On Friday morning, Ms. Henry, GW Provost Steven Lerman and Churchill Centre Chairman Laurence Geller began the conference with updates on the developing National Churchill Library and Center at a panel moderated by Associate Dean of the Columbian College of Arts and Sciences Christopher H. Sterling, who chaired the conference.
Dr. Lerman welcomed the Churchillians and outlined the university’s efforts to leverage this partnership in preparing the next generation of leaders.
“One of the four pillars of the university as we approach our 200th year is citizenship and leadership,” Dr. Lerman said. “The university will continue to prepare students to take on leadership roles and to function effectively in a participatory democracy in their home countries and in an increasingly inter-connected and globalized world.”
Mr. Geller was enthusiastic about the project, citing the university’s paramount location within Washington, reputation as a top research institution and dedicated faculty and staff as a draw for the Churchill Centre.
“Our mission is to educate the public about Churchill, about his leadership and what it means to the modern world,” Mr. Geller said. “The center will be here on this fine campus, and I couldn’t be more proud,” he added.
Randolph Churchill, the great-grandson of Sir Winston S. Churchill agreed.
“Churchillian projects are often grand and illustrious in size, and I am very glad that this project is so perfectly formed,” Mr. Churchill said. “Our family is so excited about the plans being developed to give us a proper home.”
Mr. Churchill also announced a major philanthropic commitment to the project from the Churchill family, which was promptly matched by Mr. Geller and then, again, by another a member of the Churchill Centre’s Board of Trustees.
The Churchill Centre, in cooperation with GW, seeks to raise $8 million to make the project a reality.
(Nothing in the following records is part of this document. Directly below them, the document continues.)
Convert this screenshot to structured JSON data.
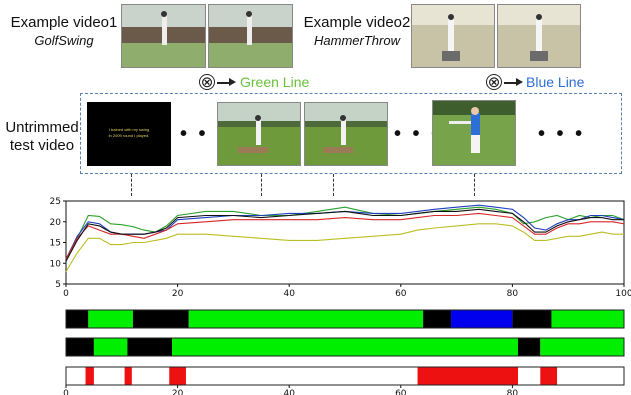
{
  "example1": {
    "title": "Example video1",
    "subtitle": "GolfSwing",
    "line_label": "Green Line",
    "line_color": "#6abf3a"
  },
  "example2": {
    "title": "Example video2",
    "subtitle": "HammerThrow",
    "line_label": "Blue Line",
    "line_color": "#2d6fd6"
  },
  "test_video_label": "Untrimmed test video",
  "thumbnail_caption": "I trained with my swing\nin 2009 round I played.",
  "ellipsis": "• • •",
  "combine_symbol": "⊗",
  "chart_data": [
    {
      "type": "line",
      "xlim": [
        0,
        100
      ],
      "ylim": [
        5,
        25
      ],
      "xticks": [
        0,
        20,
        40,
        60,
        80,
        100
      ],
      "yticks": [
        5,
        10,
        15,
        20,
        25
      ],
      "x": [
        0,
        2,
        4,
        6,
        8,
        10,
        12,
        14,
        16,
        18,
        20,
        25,
        30,
        35,
        40,
        45,
        50,
        55,
        60,
        63,
        66,
        70,
        74,
        77,
        80,
        82,
        84,
        86,
        88,
        90,
        92,
        94,
        96,
        98,
        100
      ],
      "series": [
        {
          "color": "#2ca02c",
          "values": [
            11,
            16,
            21.5,
            21.3,
            19.5,
            19.3,
            18.8,
            18,
            17.5,
            19,
            21.5,
            22.5,
            22.5,
            21.5,
            21.5,
            22.5,
            23.5,
            22,
            21.5,
            22,
            22.5,
            23,
            23.5,
            23,
            22,
            19.5,
            20,
            21,
            21.5,
            20.5,
            21.5,
            21,
            21.5,
            21.5,
            20.5
          ]
        },
        {
          "color": "#1f3fbf",
          "values": [
            11,
            16.5,
            20,
            19.5,
            17.5,
            17,
            17,
            17,
            17.5,
            18,
            20.5,
            21,
            21.5,
            21.5,
            22,
            22,
            22.5,
            22,
            22,
            22.5,
            23,
            23.5,
            24,
            23.5,
            23,
            21,
            18.5,
            18,
            19.5,
            20.5,
            20.5,
            21.5,
            21.5,
            21,
            20.5
          ]
        },
        {
          "color": "#d62728",
          "values": [
            11,
            16,
            19,
            18,
            17,
            17,
            16.5,
            16,
            17,
            18,
            19.5,
            20,
            20.5,
            20.5,
            20.5,
            20.5,
            21,
            20.5,
            20.5,
            21,
            21.5,
            21.5,
            22,
            21.5,
            21,
            19,
            17,
            17,
            18.5,
            19.5,
            19.5,
            20,
            20,
            20,
            19.5
          ]
        },
        {
          "color": "#111111",
          "values": [
            10.5,
            15.5,
            19.5,
            19,
            17.5,
            17,
            17,
            17,
            17.5,
            18.5,
            21,
            21.5,
            21.5,
            21,
            21.5,
            22,
            22.5,
            21.5,
            21.5,
            22,
            22.5,
            22.5,
            23,
            22.5,
            22,
            20,
            17.5,
            17.5,
            19,
            20,
            20.5,
            21,
            21,
            20.5,
            20.5
          ]
        },
        {
          "color": "#bcbd22",
          "values": [
            8,
            12.5,
            16,
            16,
            14.5,
            14.5,
            15,
            15,
            15.5,
            16,
            17,
            17,
            16.5,
            16,
            15.5,
            15.5,
            16,
            16.5,
            17,
            18,
            18.5,
            19,
            19.5,
            19.5,
            19,
            17.5,
            15.5,
            15.5,
            16,
            16.5,
            16.5,
            17,
            17.5,
            17,
            17
          ]
        }
      ]
    },
    {
      "type": "heatmap",
      "xlim": [
        0,
        100
      ],
      "rows": [
        {
          "segments": [
            {
              "start": 0,
              "end": 4,
              "color": "#000000"
            },
            {
              "start": 4,
              "end": 12,
              "color": "#00ee00"
            },
            {
              "start": 12,
              "end": 22,
              "color": "#000000"
            },
            {
              "start": 22,
              "end": 64,
              "color": "#00ee00"
            },
            {
              "start": 64,
              "end": 69,
              "color": "#000000"
            },
            {
              "start": 69,
              "end": 80,
              "color": "#0000ee"
            },
            {
              "start": 80,
              "end": 87,
              "color": "#000000"
            },
            {
              "start": 87,
              "end": 100,
              "color": "#00ee00"
            }
          ]
        },
        {
          "segments": [
            {
              "start": 0,
              "end": 5,
              "color": "#000000"
            },
            {
              "start": 5,
              "end": 11,
              "color": "#00ee00"
            },
            {
              "start": 11,
              "end": 19,
              "color": "#000000"
            },
            {
              "start": 19,
              "end": 81,
              "color": "#00ee00"
            },
            {
              "start": 81,
              "end": 85,
              "color": "#000000"
            },
            {
              "start": 85,
              "end": 100,
              "color": "#00ee00"
            }
          ]
        }
      ]
    },
    {
      "type": "heatmap",
      "xlim": [
        0,
        100
      ],
      "xticks": [
        0,
        20,
        40,
        60,
        80
      ],
      "rows": [
        {
          "segments": [
            {
              "start": 3.5,
              "end": 5,
              "color": "#ee1111"
            },
            {
              "start": 10.5,
              "end": 11.8,
              "color": "#ee1111"
            },
            {
              "start": 18.5,
              "end": 21.5,
              "color": "#ee1111"
            },
            {
              "start": 63,
              "end": 81,
              "color": "#ee1111"
            },
            {
              "start": 85,
              "end": 88,
              "color": "#ee1111"
            }
          ]
        }
      ]
    }
  ]
}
The four components of the project include renovating the street-level floor of the Gelman Library to include a Churchill reading room and exhibit gallery, which will host special events and public lectures.
Also included in the project are an endowed professorship in the Columbian College of Arts and Sciences Department of History to facilitate scholarship and original research, an endowed curatorship position to oversee the collections and their preservation, and a fund to build a collection of Churchill research materials and provide programming for future scholars and the public.
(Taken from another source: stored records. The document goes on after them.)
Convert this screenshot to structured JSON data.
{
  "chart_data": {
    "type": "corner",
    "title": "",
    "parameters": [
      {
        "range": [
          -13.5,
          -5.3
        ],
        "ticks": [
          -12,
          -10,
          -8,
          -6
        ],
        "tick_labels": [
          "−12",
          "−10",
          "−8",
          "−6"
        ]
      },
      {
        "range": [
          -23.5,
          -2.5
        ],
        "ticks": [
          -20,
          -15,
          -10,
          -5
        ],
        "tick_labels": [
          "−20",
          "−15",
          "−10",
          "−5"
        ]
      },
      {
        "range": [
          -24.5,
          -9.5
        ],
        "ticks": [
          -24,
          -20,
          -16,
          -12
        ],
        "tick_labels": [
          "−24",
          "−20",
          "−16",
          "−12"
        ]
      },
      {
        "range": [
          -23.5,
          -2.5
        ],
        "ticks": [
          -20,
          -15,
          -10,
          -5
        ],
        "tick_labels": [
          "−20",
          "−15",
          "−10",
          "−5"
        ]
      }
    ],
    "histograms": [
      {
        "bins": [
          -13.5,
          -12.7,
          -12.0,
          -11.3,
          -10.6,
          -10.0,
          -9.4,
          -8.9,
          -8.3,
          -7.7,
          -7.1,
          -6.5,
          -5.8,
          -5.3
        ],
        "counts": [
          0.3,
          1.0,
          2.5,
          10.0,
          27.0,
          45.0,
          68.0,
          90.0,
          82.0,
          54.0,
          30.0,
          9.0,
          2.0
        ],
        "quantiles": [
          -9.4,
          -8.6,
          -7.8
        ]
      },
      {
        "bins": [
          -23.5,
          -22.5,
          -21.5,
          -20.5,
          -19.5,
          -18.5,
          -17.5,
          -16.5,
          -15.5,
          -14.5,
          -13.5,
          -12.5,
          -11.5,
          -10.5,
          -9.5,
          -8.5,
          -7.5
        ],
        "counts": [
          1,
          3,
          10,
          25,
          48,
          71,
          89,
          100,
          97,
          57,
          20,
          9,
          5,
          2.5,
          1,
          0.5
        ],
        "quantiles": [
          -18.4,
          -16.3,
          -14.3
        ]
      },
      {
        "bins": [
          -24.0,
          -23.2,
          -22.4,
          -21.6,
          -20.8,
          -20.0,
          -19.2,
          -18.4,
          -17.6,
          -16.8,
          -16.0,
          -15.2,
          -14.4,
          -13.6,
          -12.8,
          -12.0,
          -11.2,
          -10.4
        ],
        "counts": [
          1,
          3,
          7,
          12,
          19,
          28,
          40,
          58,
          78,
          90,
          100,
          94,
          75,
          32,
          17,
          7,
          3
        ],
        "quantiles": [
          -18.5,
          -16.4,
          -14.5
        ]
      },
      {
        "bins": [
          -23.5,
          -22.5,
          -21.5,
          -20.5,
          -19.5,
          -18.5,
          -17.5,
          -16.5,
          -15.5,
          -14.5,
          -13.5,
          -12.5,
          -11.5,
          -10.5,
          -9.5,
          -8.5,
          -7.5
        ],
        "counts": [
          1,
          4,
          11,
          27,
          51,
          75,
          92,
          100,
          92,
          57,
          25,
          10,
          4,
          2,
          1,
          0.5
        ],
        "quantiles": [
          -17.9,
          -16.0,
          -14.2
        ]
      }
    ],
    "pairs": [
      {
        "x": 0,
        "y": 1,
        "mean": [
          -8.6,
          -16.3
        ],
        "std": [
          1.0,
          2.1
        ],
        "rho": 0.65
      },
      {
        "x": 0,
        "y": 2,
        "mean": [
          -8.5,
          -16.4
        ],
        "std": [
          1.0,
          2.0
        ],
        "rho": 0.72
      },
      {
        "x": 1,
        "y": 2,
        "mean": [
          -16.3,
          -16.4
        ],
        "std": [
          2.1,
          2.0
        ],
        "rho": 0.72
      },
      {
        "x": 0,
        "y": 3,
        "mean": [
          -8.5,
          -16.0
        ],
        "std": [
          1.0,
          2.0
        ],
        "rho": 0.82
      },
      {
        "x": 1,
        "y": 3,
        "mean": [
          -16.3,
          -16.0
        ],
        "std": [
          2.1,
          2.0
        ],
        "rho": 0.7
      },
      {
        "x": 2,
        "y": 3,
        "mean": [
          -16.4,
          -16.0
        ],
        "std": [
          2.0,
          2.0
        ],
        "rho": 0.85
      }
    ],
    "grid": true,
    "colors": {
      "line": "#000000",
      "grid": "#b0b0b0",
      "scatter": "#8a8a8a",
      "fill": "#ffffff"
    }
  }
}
“This center will be a forum to bring students, faculty and outside leaders together in collaboration,” Ms. Henry said.
Dr. Knapp reaffirmed the university’s mission in partnering with the Churchill Centre at the final gala dinner, held at the Fairmont Hotel on Saturday. Alumnus David Eisenhower, J.D. `76, offered the keynote address.
“George Washington and the Churchill Centre have come together around a shared aspiration: to create a new, permanent space devoted to the study of Winston Churchill,” Dr. Knapp said. “The National Churchill Library and Center will provide a unique opportunity for our university community and the broader public to become more fully aware of this truly transformational figure in all his rich and complicated glory.”